Darren Palmer Brilliantly said again, Becky. It reminds me of something I wrote recently on my blog—The Storm and the Stone—comparing Grace Darling and Mary Anning, two women from the same era whose recognition could not have been more different. Grace’s story fit the narrative: dramatic rescue, public heroism, easily painted into a national myth. Mary’s work reshaped science, but without a wealthy or male institution behind her, she was ignored in her lifetime.

It’s the same pattern we see with Cleopatra, Messalina, Anne Boleyn... even women today. If a woman’s power fits a comfortable script, she might be remembered—often with embellishments. But if it challenges the status quo? Her voice is usually drowned out, her name footnoted—if remembered at all.

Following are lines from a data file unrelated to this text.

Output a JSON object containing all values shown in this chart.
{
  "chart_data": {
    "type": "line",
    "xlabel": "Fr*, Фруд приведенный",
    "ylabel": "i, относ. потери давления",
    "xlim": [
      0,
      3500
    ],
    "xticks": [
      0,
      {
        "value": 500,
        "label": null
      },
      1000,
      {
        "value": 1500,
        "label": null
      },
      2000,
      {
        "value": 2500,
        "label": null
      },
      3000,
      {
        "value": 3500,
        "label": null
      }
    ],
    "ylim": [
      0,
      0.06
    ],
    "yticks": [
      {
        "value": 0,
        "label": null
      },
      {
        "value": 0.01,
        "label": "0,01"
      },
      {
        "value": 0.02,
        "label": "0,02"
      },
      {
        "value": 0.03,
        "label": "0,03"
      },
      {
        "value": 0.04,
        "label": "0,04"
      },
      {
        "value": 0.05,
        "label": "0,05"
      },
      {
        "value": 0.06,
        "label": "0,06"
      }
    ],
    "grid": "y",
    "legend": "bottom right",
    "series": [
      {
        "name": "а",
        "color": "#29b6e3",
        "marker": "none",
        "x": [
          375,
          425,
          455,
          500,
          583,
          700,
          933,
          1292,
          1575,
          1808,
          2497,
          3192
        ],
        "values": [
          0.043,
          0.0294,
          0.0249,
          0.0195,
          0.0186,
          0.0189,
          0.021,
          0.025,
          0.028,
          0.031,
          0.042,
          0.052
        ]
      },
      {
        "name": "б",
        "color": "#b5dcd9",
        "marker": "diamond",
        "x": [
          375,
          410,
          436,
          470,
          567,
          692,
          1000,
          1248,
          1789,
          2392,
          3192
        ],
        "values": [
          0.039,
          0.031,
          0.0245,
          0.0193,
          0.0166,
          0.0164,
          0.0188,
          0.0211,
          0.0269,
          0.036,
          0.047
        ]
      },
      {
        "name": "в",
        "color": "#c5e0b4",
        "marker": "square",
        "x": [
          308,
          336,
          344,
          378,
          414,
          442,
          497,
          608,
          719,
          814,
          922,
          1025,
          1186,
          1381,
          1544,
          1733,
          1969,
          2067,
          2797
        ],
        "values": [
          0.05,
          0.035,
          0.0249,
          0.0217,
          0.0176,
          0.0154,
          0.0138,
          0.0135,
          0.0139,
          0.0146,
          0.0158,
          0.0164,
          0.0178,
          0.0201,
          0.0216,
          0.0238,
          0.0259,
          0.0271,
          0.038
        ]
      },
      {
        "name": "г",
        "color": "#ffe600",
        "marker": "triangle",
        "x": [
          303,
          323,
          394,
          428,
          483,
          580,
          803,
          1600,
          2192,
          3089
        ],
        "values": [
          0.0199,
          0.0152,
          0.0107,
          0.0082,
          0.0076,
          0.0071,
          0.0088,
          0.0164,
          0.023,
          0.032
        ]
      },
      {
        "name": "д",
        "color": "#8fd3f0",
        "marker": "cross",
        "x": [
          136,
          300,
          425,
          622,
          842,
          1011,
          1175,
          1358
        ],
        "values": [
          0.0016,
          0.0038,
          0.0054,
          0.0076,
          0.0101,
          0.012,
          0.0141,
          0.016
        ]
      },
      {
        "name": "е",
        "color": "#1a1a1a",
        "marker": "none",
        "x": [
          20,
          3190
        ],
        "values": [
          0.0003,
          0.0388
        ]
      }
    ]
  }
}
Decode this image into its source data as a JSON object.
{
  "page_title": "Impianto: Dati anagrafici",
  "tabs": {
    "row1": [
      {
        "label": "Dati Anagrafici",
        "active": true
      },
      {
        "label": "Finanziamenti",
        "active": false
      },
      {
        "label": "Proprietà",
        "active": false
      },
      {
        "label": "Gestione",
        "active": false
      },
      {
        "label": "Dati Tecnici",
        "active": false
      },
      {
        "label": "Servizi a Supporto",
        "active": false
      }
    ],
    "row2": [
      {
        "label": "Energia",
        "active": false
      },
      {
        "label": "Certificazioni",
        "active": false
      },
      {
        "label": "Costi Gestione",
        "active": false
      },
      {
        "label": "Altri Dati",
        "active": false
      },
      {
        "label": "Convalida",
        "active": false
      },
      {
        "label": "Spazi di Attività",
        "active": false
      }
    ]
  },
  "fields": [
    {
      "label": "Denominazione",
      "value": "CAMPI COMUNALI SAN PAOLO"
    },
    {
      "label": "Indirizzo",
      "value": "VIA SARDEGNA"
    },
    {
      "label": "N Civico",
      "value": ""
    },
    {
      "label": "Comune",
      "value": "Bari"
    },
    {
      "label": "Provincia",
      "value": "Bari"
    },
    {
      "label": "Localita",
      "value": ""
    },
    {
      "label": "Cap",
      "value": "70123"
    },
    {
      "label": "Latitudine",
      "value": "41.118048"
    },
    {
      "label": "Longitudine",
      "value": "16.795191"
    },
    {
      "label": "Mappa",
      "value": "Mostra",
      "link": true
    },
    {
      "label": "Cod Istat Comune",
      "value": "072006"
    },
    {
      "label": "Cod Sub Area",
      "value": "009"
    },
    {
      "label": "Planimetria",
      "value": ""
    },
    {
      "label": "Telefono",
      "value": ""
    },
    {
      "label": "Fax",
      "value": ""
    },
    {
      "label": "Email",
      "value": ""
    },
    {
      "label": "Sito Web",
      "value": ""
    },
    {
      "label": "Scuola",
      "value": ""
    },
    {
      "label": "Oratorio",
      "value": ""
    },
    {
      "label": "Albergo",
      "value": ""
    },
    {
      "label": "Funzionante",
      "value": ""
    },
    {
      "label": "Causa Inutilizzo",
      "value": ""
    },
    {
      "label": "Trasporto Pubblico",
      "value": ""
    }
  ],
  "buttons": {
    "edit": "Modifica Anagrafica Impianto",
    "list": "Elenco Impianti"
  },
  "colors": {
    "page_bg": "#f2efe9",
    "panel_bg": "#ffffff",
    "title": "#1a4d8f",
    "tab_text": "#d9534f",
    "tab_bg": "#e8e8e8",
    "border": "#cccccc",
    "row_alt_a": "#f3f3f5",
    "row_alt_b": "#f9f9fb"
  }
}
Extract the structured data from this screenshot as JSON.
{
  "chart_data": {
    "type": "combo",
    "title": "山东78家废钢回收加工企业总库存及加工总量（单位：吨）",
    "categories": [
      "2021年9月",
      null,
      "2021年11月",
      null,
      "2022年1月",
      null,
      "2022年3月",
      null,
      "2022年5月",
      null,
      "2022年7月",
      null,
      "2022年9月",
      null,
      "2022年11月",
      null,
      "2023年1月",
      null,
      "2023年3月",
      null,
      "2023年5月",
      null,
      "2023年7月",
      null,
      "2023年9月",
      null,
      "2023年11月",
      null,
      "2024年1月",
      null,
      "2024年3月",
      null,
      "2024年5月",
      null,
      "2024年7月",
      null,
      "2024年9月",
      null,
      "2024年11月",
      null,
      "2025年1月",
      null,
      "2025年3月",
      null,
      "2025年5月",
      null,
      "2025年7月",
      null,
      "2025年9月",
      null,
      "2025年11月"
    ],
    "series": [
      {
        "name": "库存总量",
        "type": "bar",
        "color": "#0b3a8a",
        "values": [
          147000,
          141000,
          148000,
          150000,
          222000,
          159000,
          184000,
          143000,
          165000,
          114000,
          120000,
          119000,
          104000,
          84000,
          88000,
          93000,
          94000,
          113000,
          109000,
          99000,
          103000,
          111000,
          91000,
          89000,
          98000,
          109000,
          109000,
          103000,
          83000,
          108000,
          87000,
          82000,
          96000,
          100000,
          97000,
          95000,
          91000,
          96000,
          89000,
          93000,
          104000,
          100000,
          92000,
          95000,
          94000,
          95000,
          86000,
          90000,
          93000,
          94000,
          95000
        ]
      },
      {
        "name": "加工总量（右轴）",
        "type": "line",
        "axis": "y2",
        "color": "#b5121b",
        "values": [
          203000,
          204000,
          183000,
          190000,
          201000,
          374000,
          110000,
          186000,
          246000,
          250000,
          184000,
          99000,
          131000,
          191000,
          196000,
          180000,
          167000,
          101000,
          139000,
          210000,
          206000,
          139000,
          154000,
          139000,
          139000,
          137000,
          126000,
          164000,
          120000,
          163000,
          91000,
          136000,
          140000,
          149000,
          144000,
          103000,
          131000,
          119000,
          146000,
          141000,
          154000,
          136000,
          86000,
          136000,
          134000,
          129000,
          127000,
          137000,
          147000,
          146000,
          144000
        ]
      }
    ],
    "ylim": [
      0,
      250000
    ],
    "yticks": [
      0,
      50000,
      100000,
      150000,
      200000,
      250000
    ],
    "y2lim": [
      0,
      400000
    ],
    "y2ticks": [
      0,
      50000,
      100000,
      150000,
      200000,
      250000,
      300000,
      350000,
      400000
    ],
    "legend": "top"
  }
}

Even the way we phrase things today says a lot. How often is it still “Mr. So-and-So and his wife”? That one tiny word—his—carries centuries of habit. Our cultural framing still hasn’t caught up with the idea that women can exist as individuals first, not attachments or exceptions.

That’s one of the reasons I started writing about these forgotten voices—and launched a group around it. Because history doesn’t just need to be remembered. It needs to be re-examined.


message 17: by Alexw (new)

Alexw Finished was impressed with Cleopatra's political savvy. Just like the modern women who have successfully navigated in mainly a male political role such as Margaret Thatcher (read her autobiography, The Downing Street years), Angela Merkel, German Chancellor & Golda Meier, the Prime Minster of Israel.
Was also amazed at the amount of backstabbing (pun intended on Caesar) that was so prevalent especially among family members.


message 18: by Cynda (new)

Cynda Those who want to know more about other Egyptian queens, I recommend a book our group previously read When Women Ruled the World: Six Queens of Egypt by Kara Cooney. Cleopatra is among these queens.